Los cuatro evangelios nos muestran con meridiana claridad que la fuente espiritual de la que Jesús bebe es aquella profunda unión con Dios a quien Él llama “Abbá”, una expresión aramea tierna que significa algo así como “Papito”. La raíz de esa filiación divina, tan bellamente descrita en el evangelio de Juan, no impide una real y profunda humanidad, con todo lo que eso implica de vulnerabilidad y debilidad. Por lo tanto su profunda unión con Dios y con los hombres forman una unidad perfecta. La tradición (y eso forma parte del “depósito de la fe”) nos enseña que jamás se pueden separar esas dos partes. La historia de la espiritualidad muestra como se termina acentuando un aspecto en detrimento del otro (demasiado “divino” que termina en puras devociones o demasiado “humano” que ve a Jesús como un justiciero social). Por supuesto que aquí hay que ser cautos y saber matizar mucho, evitando “prejuzgar” fácilmente. La vida de la Iglesia está hecha de una gran variedad de espiritualidades y que la adornan cual hermosa variedad de flores multicolores. ¡No sobran! Por supuesto que las hay más o menos adaptadas a nuestros tiempos tan convulsionados. Tratándose de la fe, decimos que la experiencia de fe es lo más grande y hermoso que pueda vivir un ser humano, porque es vivir la experiencia de ser amado incondicionalmente y ser enviado para en todo amar y servir.

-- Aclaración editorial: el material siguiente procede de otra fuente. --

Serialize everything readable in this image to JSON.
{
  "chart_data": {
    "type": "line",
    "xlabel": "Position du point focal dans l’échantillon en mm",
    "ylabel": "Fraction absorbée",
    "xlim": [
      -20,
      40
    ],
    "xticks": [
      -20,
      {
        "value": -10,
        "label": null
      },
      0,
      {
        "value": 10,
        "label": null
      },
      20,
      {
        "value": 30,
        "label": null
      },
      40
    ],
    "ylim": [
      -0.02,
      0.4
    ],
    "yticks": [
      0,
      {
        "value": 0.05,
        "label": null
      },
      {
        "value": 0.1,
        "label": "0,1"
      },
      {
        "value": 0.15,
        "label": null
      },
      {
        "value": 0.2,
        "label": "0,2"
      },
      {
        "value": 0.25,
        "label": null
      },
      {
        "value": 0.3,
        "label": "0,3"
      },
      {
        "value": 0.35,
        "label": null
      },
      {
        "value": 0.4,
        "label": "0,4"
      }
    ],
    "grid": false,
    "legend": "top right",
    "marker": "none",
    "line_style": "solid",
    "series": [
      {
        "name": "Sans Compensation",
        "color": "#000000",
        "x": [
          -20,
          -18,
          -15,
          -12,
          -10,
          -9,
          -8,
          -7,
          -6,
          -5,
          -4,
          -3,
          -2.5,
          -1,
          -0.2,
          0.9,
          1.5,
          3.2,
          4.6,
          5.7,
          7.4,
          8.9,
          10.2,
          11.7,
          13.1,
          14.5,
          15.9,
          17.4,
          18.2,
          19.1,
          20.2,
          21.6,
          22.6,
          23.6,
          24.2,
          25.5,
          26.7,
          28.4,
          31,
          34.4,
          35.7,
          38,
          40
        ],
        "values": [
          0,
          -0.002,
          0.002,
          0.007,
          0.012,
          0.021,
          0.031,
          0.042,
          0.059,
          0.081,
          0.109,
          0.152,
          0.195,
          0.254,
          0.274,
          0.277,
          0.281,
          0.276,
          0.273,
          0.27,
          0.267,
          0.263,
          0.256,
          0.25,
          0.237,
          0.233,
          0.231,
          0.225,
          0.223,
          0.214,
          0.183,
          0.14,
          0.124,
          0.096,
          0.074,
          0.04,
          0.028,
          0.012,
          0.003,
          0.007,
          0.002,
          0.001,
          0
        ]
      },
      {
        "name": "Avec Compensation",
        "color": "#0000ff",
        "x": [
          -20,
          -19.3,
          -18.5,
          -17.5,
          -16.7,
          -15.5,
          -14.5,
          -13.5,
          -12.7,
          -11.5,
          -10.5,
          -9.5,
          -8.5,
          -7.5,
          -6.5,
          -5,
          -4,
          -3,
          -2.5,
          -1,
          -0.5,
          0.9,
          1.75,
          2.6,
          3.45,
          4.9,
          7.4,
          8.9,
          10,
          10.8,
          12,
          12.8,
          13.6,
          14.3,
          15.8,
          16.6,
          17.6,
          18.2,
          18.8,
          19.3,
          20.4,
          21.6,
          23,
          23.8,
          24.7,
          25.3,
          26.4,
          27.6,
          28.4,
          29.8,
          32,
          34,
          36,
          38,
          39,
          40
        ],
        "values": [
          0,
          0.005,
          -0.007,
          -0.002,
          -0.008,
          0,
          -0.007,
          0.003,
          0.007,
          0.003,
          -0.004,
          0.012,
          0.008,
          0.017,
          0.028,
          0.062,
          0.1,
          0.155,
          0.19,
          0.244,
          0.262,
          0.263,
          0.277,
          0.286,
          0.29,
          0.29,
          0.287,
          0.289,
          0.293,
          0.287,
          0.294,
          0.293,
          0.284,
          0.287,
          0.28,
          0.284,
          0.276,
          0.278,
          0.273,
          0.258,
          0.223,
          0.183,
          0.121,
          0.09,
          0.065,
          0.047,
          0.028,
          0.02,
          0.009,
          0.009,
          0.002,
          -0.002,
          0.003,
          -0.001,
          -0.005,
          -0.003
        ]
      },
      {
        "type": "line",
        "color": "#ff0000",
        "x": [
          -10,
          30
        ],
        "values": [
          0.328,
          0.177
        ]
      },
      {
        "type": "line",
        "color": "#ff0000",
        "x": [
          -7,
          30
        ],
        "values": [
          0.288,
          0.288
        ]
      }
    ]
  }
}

No hay que perder de vista a aquellas personas que el buen Papa Juan XXIII empezó a llamar “las personas de buena voluntad”. ¿Cuantas se han inspirado del mensaje y del modelo de vida de Jesús de Nazaret? ¡Son incontables!
No podemos pasar por la vida como personas insulsas, sin ardor y sin pasión. Estamos llamados a vivir desde una pasión. Hombres y mujeres que se comprometen apasionadamente por aquello “único” que vale la pena entregarlo todo (parábola de la perla preciosa o del tesoro escondido). Eso es vivir la vida con vocación y plenitud de sentido.